Three people were shot to death in North Korea last month when they were caught watching South Korean television dramas on their mobile phones, according to a report in the Daily North Korea, a Seoul-based publication run by North Korean defectors.
They were killed to send a message to others about what happens when people "get caught up in corrupt and depraved ideologies and go against the party to watch such video content," a source claimed, citing a party official.
It was a private execution, but the news spread around the prison state.
Single-source reports about North Korean executions cannot be verified for obvious reasons, but regardless of whether the triple execution happened as described, the report of it sent the desired message: No outside media would be tolerated.
The news of the execution caused widespread anxiety, according to Daily North Korea — probably because many North Koreans have picked up a foreign broadcast on illegal free-tuning televisions and radios, or slipped a pirate movie into a cheap Chinese DVD player.
Nearly half of defectors and refugees of North Korea interviewed in 2010 and cited in a 2012 report by Intermedia, a research group for global development, said they had watched illegal foreign DVDs while still in the country. Around 25 percent had picked up foreign television and radio broadcasts.

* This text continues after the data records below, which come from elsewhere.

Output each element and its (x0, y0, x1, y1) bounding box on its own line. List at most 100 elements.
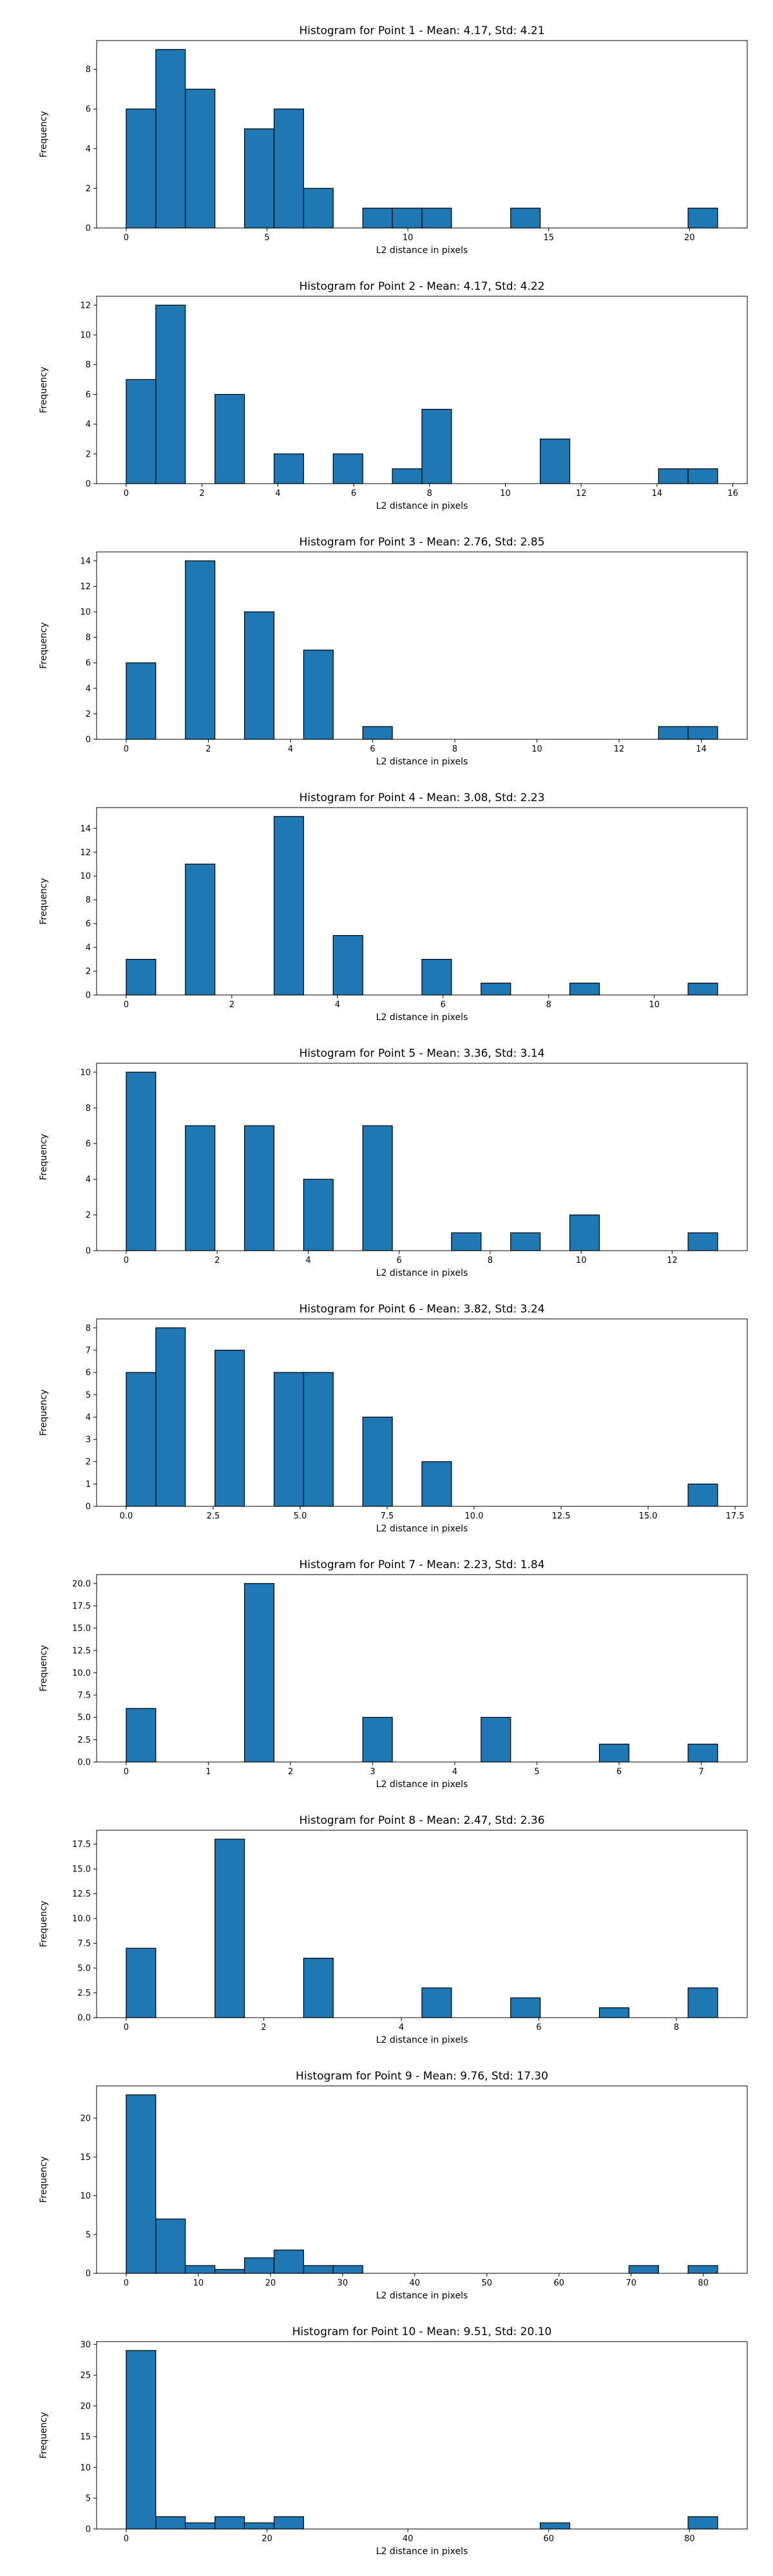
y-tick-label: 2 (86, 184, 91, 194)
x-tick-label: 4 (275, 489, 280, 498)
histogram-bar (658, 726, 689, 740)
y-tick-label: 8 (86, 1323, 91, 1333)
y-tick-label: 10 (80, 608, 91, 618)
x-axis-label: L2 distance in pixels (376, 1779, 468, 1790)
chart-title: Histogram for Point 1 - Mean: 4.17, Std:… (299, 24, 544, 37)
histogram-bar (126, 108, 157, 229)
histogram-bar (598, 2007, 629, 2018)
histogram-panel-10: Histogram for Point 10 - Mean: 9.51, Std… (39, 2325, 748, 2557)
x-tick-label: 6 (616, 1767, 622, 1777)
histogram-bar (569, 982, 600, 996)
y-tick-label: 12.5 (72, 1889, 91, 1899)
y-axis-label: Frequency (39, 366, 49, 413)
x-axis-label: L2 distance in pixels (376, 245, 468, 256)
x-tick-label: 0.0 (120, 1511, 133, 1521)
histogram-bar (126, 1947, 157, 2018)
y-tick-label: 14 (80, 556, 91, 566)
y-tick-label: 12 (80, 582, 91, 592)
x-tick-label: 10 (500, 489, 511, 498)
x-tick-label: 50 (482, 2278, 493, 2288)
histogram-bar (215, 2516, 245, 2530)
histogram-panel-3: Histogram for Point 3 - Mean: 2.76, Std:… (39, 536, 748, 767)
x-tick-label: 30 (338, 2278, 348, 2288)
x-tick-label: 1 (205, 1767, 211, 1777)
y-tick-label: 8 (86, 896, 91, 905)
x-axis-label: L2 distance in pixels (376, 501, 468, 511)
histogram-bar (185, 2265, 216, 2274)
y-axis-label: Frequency (39, 111, 49, 157)
y-tick-label: 15.0 (72, 1624, 91, 1634)
y-tick-label: 0 (86, 2525, 91, 2535)
histogram-bar (481, 1717, 511, 1763)
y-tick-label: 12 (80, 848, 91, 858)
y-axis-label: Frequency (39, 1133, 49, 1180)
y-tick-label: 7.5 (77, 1691, 91, 1701)
y-tick-label: 8 (86, 65, 91, 75)
x-tick-label: 8 (674, 2023, 679, 2032)
histogram-bar (421, 958, 452, 996)
x-tick-label: 15.0 (639, 1511, 658, 1521)
y-tick-label: 6 (86, 1139, 91, 1149)
x-tick-label: 20 (684, 233, 695, 243)
histogram-bar (243, 611, 275, 740)
y-axis-label: Frequency (39, 1645, 49, 1691)
histogram-panel-8: Histogram for Point 8 - Mean: 2.47, Std:… (39, 1814, 748, 2045)
histogram-bar (628, 2265, 659, 2274)
y-tick-label: 17.5 (72, 1602, 91, 1611)
histogram-bar (273, 2516, 304, 2530)
y-tick-label: 5 (86, 2494, 91, 2504)
x-tick-label: 8 (452, 744, 457, 754)
x-tick-label: 5.0 (294, 1511, 307, 1521)
x-axis-label: L2 distance in pixels (376, 2546, 468, 2557)
histogram-bar (687, 1987, 718, 2018)
histogram-bar (303, 649, 334, 740)
histogram-bar (392, 468, 423, 484)
y-tick-label: 2 (86, 967, 91, 977)
histogram-bar (658, 468, 689, 484)
y-tick-label: 2.5 (77, 1736, 91, 1745)
x-tick-label: 80 (684, 2534, 695, 2544)
histogram-bar (687, 726, 718, 740)
histogram-bar (510, 1232, 541, 1251)
axes-frame (96, 1318, 748, 1507)
chart-title: Histogram for Point 6 - Mean: 3.82, Std:… (299, 1303, 544, 1316)
y-tick-label: 17.5 (72, 1840, 91, 1850)
y-axis-label: Frequency (39, 622, 49, 668)
x-tick-label: 0 (124, 1767, 129, 1777)
y-tick-label: 0 (86, 1247, 91, 1256)
x-tick-label: 60 (553, 2278, 564, 2288)
histogram-bar (273, 1372, 304, 1507)
x-tick-label: 10 (193, 2278, 204, 2288)
x-tick-label: 6 (351, 489, 356, 498)
x-tick-label: 20 (265, 2278, 276, 2288)
y-tick-label: 20.0 (72, 1579, 91, 1589)
histogram-bar (126, 1072, 157, 1251)
y-tick-label: 4 (86, 420, 91, 430)
x-tick-label: 4 (452, 1767, 457, 1777)
histogram-bar (687, 1743, 718, 1763)
y-tick-label: 4 (86, 1413, 91, 1423)
histogram-panel-9: Histogram for Point 9 - Mean: 9.76, Std:… (39, 2070, 748, 2301)
histogram-bar (243, 2522, 275, 2530)
x-tick-label: 6 (397, 1256, 402, 1265)
y-tick-label: 0 (86, 480, 91, 489)
chart-title: Histogram for Point 4 - Mean: 3.08, Std:… (299, 791, 544, 804)
histogram-bar (362, 1125, 393, 1251)
y-tick-label: 0 (86, 1502, 91, 1512)
histogram-bar (332, 2265, 363, 2274)
y-axis-label: Frequency (39, 878, 49, 924)
y-tick-label: 30 (80, 2340, 91, 2350)
x-tick-label: 4 (288, 744, 293, 754)
x-tick-label: 12.5 (552, 1511, 571, 1521)
histogram-bar (126, 2094, 157, 2274)
x-axis-label: L2 distance in pixels (376, 2291, 468, 2301)
histogram-bar (215, 2269, 245, 2274)
y-tick-label: 8 (86, 361, 91, 370)
y-tick-label: 10.0 (72, 1915, 91, 1924)
x-tick-label: 4 (305, 1256, 310, 1265)
y-tick-label: 10 (80, 2463, 91, 2473)
y-tick-label: 10 (80, 331, 91, 341)
histogram-bar (243, 1583, 275, 1763)
histogram-bar (185, 88, 216, 229)
y-tick-label: 5.0 (77, 1713, 91, 1723)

North Korea is the second most-censored nation in the world, as rated by the NGO Committee to Protect Journalists. But beneath the tarpaulins of semi-legal market stalls, all over the country people can buy a free-tuning radio for a few dollars or a DVD player for $13. MP3 players are popular among the young who swap South Korean K-pop tunes with their friends at school, according to the report.
The three executed people were victims of a crackdown by the authorities in an attempt to warn people of accessing outside media. But despite periodic arrests, overall less people are being punished for these offenses and enforcement is irregular.

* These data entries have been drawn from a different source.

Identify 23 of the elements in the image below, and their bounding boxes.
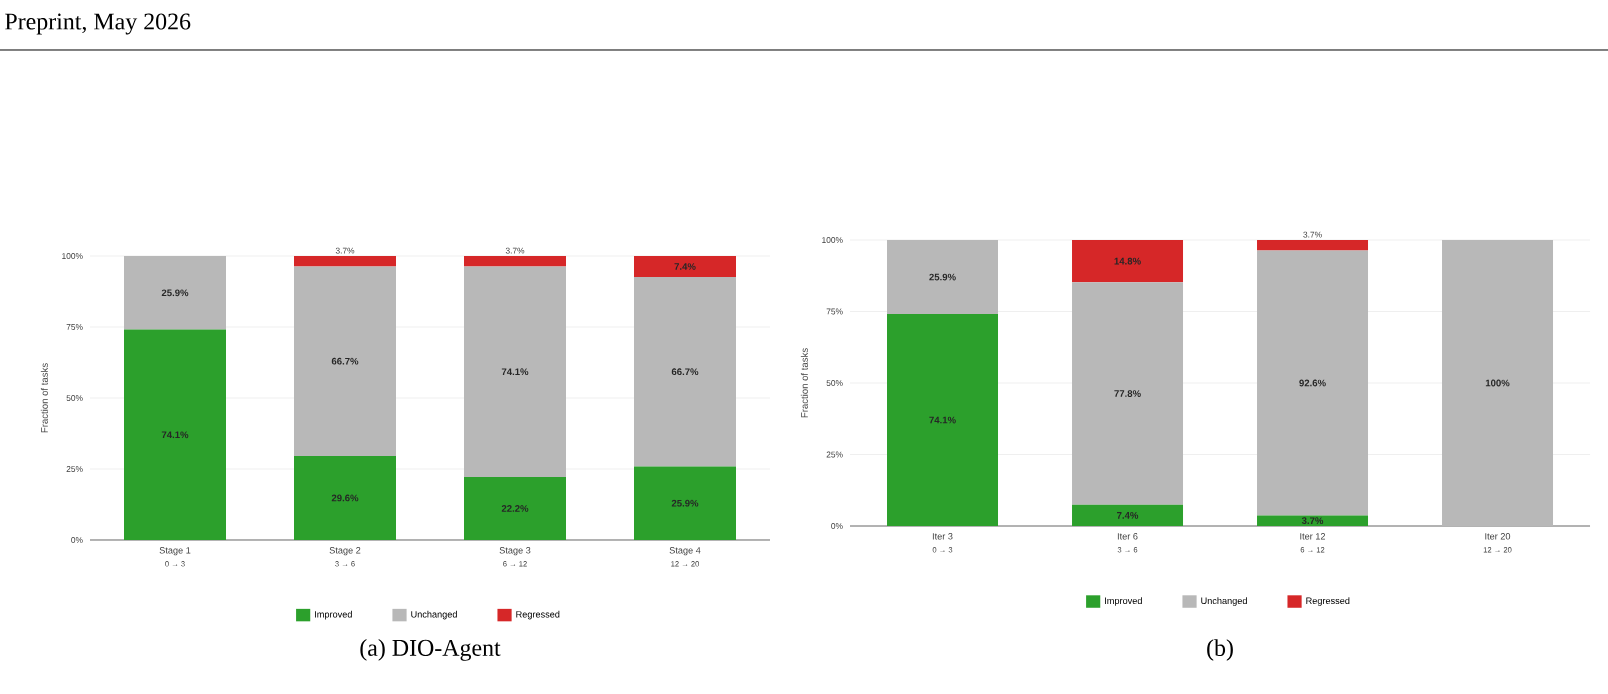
bar bbox=[294, 255, 396, 267]
bar bbox=[294, 455, 396, 540]
bar bbox=[1072, 282, 1184, 505]
bar bbox=[1072, 240, 1184, 283]
bar bbox=[1257, 240, 1369, 251]
bar bbox=[1257, 515, 1369, 526]
bar bbox=[464, 476, 566, 540]
text: Preprint, May 2026 bbox=[5, 13, 191, 35]
bar bbox=[124, 329, 226, 540]
bar bbox=[294, 266, 396, 456]
bar bbox=[634, 466, 736, 540]
text: (b) bbox=[1207, 639, 1233, 661]
bar bbox=[634, 277, 736, 467]
bar bbox=[887, 240, 999, 315]
bar bbox=[1257, 250, 1369, 516]
bar bbox=[464, 255, 566, 267]
bar bbox=[464, 266, 566, 477]
bar bbox=[887, 314, 999, 526]
text: (a) DIO-Agent bbox=[360, 639, 501, 661]
bar bbox=[1442, 240, 1554, 526]
bar bbox=[1072, 504, 1184, 526]
bar bbox=[124, 255, 226, 330]
bar bbox=[634, 255, 736, 278]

"We can pretty confidently say that people are not informing on each other the way we have heard they did in Kim Il-sung's day," Intermedia researcher Nathaniel Kretchun told Vice News.

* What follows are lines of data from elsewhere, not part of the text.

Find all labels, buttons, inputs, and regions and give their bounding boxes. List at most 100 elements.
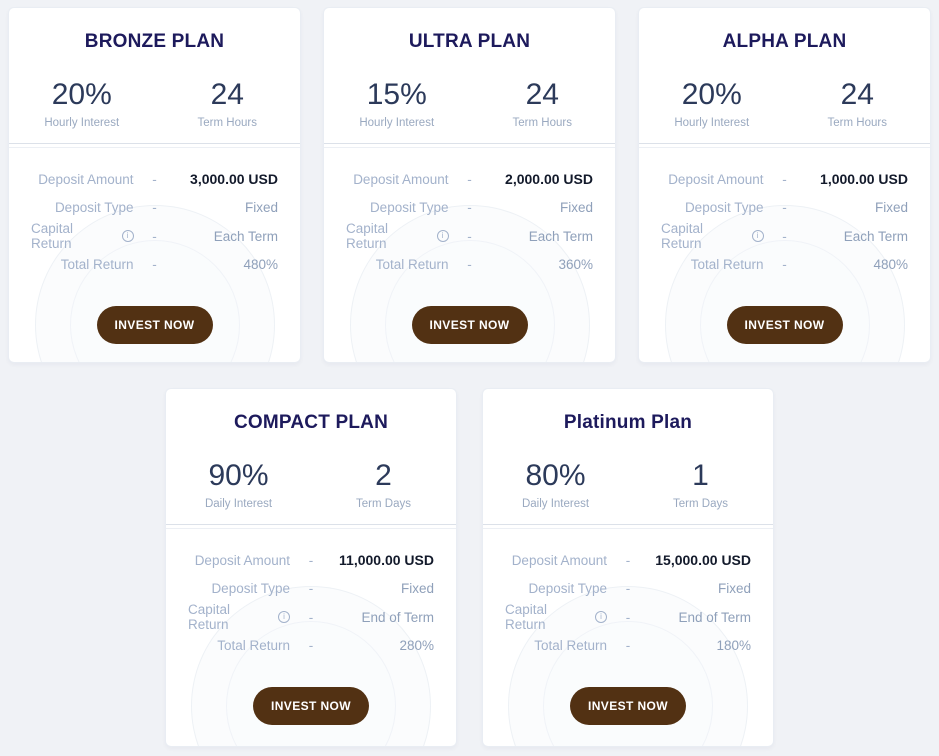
divider: [166, 524, 456, 529]
interest-stat: 20% Hourly Interest: [639, 78, 785, 130]
detail-row-total-return: Total Return - 180%: [505, 632, 751, 661]
detail-separator: -: [467, 171, 472, 187]
interest-rate-value: 20%: [681, 78, 742, 111]
info-icon[interactable]: i: [121, 230, 134, 243]
detail-label: Deposit Type: [54, 200, 134, 216]
plan-body: Deposit Amount - 15,000.00 USD Deposit T…: [483, 529, 773, 746]
detail-row-capital-return: Capital Return i - End of Term: [505, 602, 751, 632]
plan-title: Platinum Plan: [563, 412, 693, 433]
divider: [9, 143, 300, 148]
plan-title: ULTRA PLAN: [408, 31, 531, 52]
detail-separator: -: [467, 200, 472, 216]
detail-row-deposit-amount: Deposit Amount - 3,000.00 USD: [31, 165, 278, 194]
info-icon[interactable]: i: [751, 230, 764, 243]
interest-rate-label: Hourly Interest: [359, 117, 435, 129]
detail-row-deposit-amount: Deposit Amount - 2,000.00 USD: [346, 165, 593, 194]
term-stat: 1 Term Days: [628, 459, 773, 511]
detail-separator: -: [152, 228, 157, 244]
interest-rate-label: Hourly Interest: [674, 117, 750, 129]
detail-row-deposit-type: Deposit Type - Fixed: [31, 194, 278, 223]
invest-now-button[interactable]: INVEST NOW: [570, 687, 686, 725]
detail-label: Capital Return: [661, 221, 704, 252]
plan-body: Deposit Amount - 1,000.00 USD Deposit Ty…: [639, 148, 930, 362]
detail-row-capital-return: Capital Return i - Each Term: [346, 221, 593, 252]
info-icon[interactable]: i: [278, 611, 290, 624]
plan-header: Platinum Plan 80% Daily Interest 1 Term …: [483, 389, 773, 524]
plan-card-compact: COMPACT PLAN 90% Daily Interest 2 Term D…: [165, 388, 457, 747]
detail-value: Fixed: [874, 200, 908, 216]
divider: [483, 524, 773, 529]
detail-value: 360%: [558, 257, 593, 273]
detail-value: Fixed: [559, 200, 593, 216]
detail-separator: -: [782, 171, 787, 187]
detail-value: 480%: [243, 257, 278, 273]
detail-row-deposit-type: Deposit Type - Fixed: [505, 575, 751, 604]
detail-label: Total Return: [217, 638, 290, 654]
plan-card-platinum: Platinum Plan 80% Daily Interest 1 Term …: [482, 388, 774, 747]
detail-value: End of Term: [678, 609, 751, 625]
interest-rate-label: Hourly Interest: [44, 117, 120, 129]
interest-stat: 90% Daily Interest: [166, 460, 311, 511]
detail-label: Total Return: [60, 257, 134, 273]
detail-row-capital-return: Capital Return i - Each Term: [31, 221, 278, 251]
detail-value: Fixed: [244, 200, 278, 216]
term-label: Term Hours: [197, 117, 257, 129]
plan-body: Deposit Amount - 3,000.00 USD Deposit Ty…: [9, 148, 300, 362]
invest-now-button[interactable]: INVEST NOW: [253, 687, 369, 725]
plan-stats: 80% Daily Interest 1 Term Days: [483, 459, 773, 511]
term-value: 24: [210, 78, 244, 111]
detail-separator: -: [625, 609, 631, 625]
interest-stat: 20% Hourly Interest: [9, 79, 155, 130]
divider: [639, 143, 930, 148]
detail-label: Deposit Amount: [511, 552, 607, 568]
detail-label: Deposit Amount: [38, 171, 134, 187]
divider: [324, 143, 615, 148]
detail-row-deposit-amount: Deposit Amount - 11,000.00 USD: [188, 546, 434, 575]
detail-separator: -: [152, 257, 157, 273]
plan-stats: 15% Hourly Interest 24 Term Hours: [324, 79, 616, 130]
interest-stat: 80% Daily Interest: [483, 460, 628, 511]
invest-now-button[interactable]: INVEST NOW: [96, 306, 213, 344]
plan-title: ALPHA PLAN: [722, 31, 847, 52]
term-stat: 24 Term Hours: [470, 79, 616, 130]
plan-body: Deposit Amount - 11,000.00 USD Deposit T…: [166, 529, 456, 746]
info-icon[interactable]: i: [595, 611, 607, 624]
detail-separator: -: [782, 200, 787, 216]
detail-value: End of Term: [361, 609, 434, 625]
detail-label: Deposit Type: [369, 200, 449, 216]
detail-row-total-return: Total Return - 360%: [346, 251, 593, 280]
detail-row-total-return: Total Return - 480%: [31, 251, 278, 280]
plan-stats: 90% Daily Interest 2 Term Days: [166, 459, 456, 511]
detail-separator: -: [467, 257, 472, 273]
term-stat: 24 Term Hours: [785, 79, 931, 130]
detail-row-capital-return: Capital Return i - End of Term: [188, 602, 434, 632]
detail-label: Capital Return: [346, 221, 389, 252]
interest-rate-label: Daily Interest: [521, 498, 590, 510]
detail-label: Total Return: [690, 257, 764, 273]
plan-card-alpha: ALPHA PLAN 20% Hourly Interest 24 Term H…: [638, 7, 931, 363]
detail-separator: -: [308, 638, 314, 654]
detail-value: 480%: [873, 257, 908, 273]
detail-separator: -: [625, 581, 631, 597]
detail-value: 180%: [716, 638, 751, 654]
plan-stats: 20% Hourly Interest 24 Term Hours: [639, 78, 931, 130]
term-value: 2: [375, 459, 392, 492]
detail-row-deposit-type: Deposit Type - Fixed: [661, 194, 908, 223]
detail-value: Fixed: [717, 581, 751, 597]
invest-now-button[interactable]: INVEST NOW: [726, 306, 843, 344]
detail-row-deposit-amount: Deposit Amount - 15,000.00 USD: [505, 546, 751, 575]
invest-now-button[interactable]: INVEST NOW: [411, 306, 528, 344]
term-stat: 2 Term Days: [311, 459, 456, 511]
detail-value: 2,000.00 USD: [505, 171, 593, 188]
detail-row-total-return: Total Return - 280%: [188, 632, 434, 661]
detail-separator: -: [467, 228, 472, 244]
detail-value: Fixed: [400, 581, 434, 597]
detail-value: Each Term: [213, 228, 278, 244]
detail-label: Deposit Type: [211, 581, 290, 597]
detail-label: Deposit Type: [684, 200, 764, 216]
term-label: Term Hours: [512, 117, 572, 129]
info-icon[interactable]: i: [436, 230, 449, 243]
term-value: 1: [692, 459, 709, 492]
detail-value: Each Term: [528, 228, 593, 244]
interest-stat: 15% Hourly Interest: [324, 79, 470, 130]
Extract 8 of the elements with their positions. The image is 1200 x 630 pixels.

"Due to the inconsistent, and at times arbitrary nature of who is arrested when, it would be hard to do the math on how many folks are getting arrested compared to how many are paying their way out of trouble," he added.
Foreign radio "occupies a unique space in North Korea's media environment," says Intermedia's report, because it is the only real-time source of information about the outside world and because it is the only form of media produced specifically for a North Korean audience.
There are currently three stations penetrating the mists of censorship that hang over the clandestine kingdom: the American-backed Radio Free Asia and Voice of America, and a conglomeration of South Korean media agencies known as the Unification Media Group.
The Kim Jong-un regime has taken a dim view of their efforts, recently slamming UMG as an "anti-Republic clown show of provocation," according to a report in the Daily North Korea.
As well as news and music, RFA offers defector-based programs, like "interviews with former North Korean residents who are living in the South talking about their lives and journey to freedom," service director Max Kwak told Vice News. "The content focuses on issues such as human rights, democracy, and freedom."
North Korean radios can only pick up local broadcasts, but simple alterations allow the devices to receive foreign stations. Just over a quarter of the people surveyed by Intermedia in 2010 had listened to foreign radio broadcasts, a finding the organization says has remained relatively consistent over the years.
Market traders are among the most avid listeners of foreign radio.
"News from the outside sends key [business] information," Sehyek Oh, a North Korean refugee living in Seoul, told Vice News. "Such as foreign-currency exchange rates, commodity prices … and foreign-aid arrivals, which can influence food prices."
Members of the elite are the other group most likely to tune in to foreign radio because world news may affect their jobs and businesses.
Consuming foreign media has an effect on how North Koreans view the outside world, according to Intermedia. Those who are exposed to it tend to have a more favorable attitude to South Korea and the United States.
Moreover, "broader and deeper exposure [...] appears to be counteracting some of the core messages of the North Korea propaganda apparatus and may be providing some basis for the development of counter-narratives in the minds of North Koreans," says the report.
The BBC World Service radio station might soon join RFA and the others if proposals released by the corporation go ahead. A 10-year plan announced earlier this month includes a proposal to broadcast a daily news program to North Korea on shortwave radio.
The announcement by the BBC, which came earlier this month, was welcomed by British Parliament member Fiona Bruce, cochair of the All-Party Parliamentary Group on North Korea.
"This is a hugely positive development," Bruce said in a statement.
But whether or not the plan becomes a reality depends on the BBC getting permission from the UK government. Analysts say that is highly unlikely, as it could seriously jeopardize relations with the so-called rogue state, with which the UK operates a "critical engagement" diplomatic policy.
The Foreign Office has the proposal under consideration.
The Kim regime has not yet responded to the BBC's announcement, but its reception is unlikely to be much friendlier than the hail of bullets they fired at balloons floating across the border from South Korea last year. To be fair, anti-Pyongyang leaflets were attached to the balloons.
"Of course, North Korea doesn't welcome anyone sending information into the country," Casey Lartigue, a director at Seoul-based think tank Freedom Factory, told Vice News. "That would be like Dracula allowing you to build windows in his home."